En pleno rebufo de la indignación popular ante desastres como el de Doñana, los políticos se apuntan al carro de las redes sociales. Con el paso del tiempo y la, al parecer, escasa memoria colectiva, todo vuelve a una normalidad anormal, la misma que permite, por ejemplo, que en agosto de 2014, la ya citada Susana Díaz declarara que el hotel de El Algarrobico es una "aberración urbanística (...) el símbolo de lo que nunca se debió de construir y de la época de la especulación salvaje en nuestras costas como modelo de país y comunidades autónomas. No puedo permitir que siga ahí", como recuerda Greenpeace España.

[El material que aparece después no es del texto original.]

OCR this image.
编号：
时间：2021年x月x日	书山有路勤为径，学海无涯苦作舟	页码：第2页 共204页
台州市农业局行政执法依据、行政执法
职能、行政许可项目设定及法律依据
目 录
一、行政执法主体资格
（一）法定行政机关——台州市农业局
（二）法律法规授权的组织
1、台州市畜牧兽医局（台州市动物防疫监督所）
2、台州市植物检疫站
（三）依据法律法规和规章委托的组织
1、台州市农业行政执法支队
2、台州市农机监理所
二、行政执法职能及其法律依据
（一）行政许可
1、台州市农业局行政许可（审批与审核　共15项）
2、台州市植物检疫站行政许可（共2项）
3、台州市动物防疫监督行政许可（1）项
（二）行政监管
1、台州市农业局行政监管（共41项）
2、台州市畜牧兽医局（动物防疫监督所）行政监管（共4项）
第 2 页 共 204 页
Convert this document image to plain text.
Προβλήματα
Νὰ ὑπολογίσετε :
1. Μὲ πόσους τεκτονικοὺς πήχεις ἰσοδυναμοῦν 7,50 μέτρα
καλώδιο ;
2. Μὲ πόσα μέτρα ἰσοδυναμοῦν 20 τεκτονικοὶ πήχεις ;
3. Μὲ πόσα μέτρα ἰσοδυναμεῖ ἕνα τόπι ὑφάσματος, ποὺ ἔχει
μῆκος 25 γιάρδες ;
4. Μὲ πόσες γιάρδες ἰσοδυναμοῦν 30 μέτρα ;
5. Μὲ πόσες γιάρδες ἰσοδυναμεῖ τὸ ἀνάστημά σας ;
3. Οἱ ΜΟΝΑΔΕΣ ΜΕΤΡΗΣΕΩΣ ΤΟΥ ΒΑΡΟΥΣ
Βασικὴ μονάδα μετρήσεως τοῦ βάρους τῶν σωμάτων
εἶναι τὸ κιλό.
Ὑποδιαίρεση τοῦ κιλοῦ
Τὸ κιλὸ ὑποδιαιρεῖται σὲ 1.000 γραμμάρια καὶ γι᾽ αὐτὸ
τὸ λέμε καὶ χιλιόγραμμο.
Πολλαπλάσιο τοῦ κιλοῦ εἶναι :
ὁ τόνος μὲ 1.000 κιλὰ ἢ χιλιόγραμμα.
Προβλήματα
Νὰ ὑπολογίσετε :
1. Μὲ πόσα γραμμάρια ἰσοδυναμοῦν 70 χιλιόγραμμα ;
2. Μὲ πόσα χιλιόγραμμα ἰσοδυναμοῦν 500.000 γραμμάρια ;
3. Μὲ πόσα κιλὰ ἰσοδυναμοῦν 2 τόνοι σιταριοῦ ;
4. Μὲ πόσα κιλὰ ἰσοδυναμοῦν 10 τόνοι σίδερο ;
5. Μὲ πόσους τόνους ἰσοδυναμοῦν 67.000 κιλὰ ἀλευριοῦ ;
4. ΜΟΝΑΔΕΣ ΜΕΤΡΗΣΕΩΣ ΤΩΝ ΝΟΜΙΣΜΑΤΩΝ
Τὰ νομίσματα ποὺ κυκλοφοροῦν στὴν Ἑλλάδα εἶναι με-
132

Pues bien, esa aberración urbanística sigue ahí pese a los 20 pronunciamientos judiciales que demuestran su ilegalidad y ante la  pasividad de las administraciones responsables. En la actualidad, a pesar de los compromisos electorales sobre su inmediato derribo en marzo de 2008 y las promesas de ministros de Medio Ambiente y presidentes andaluces, el hotel sigue en pie, como señala la organización ecologista. Cuestión de costes del derribo. ¡Son las palabras, estúpidos!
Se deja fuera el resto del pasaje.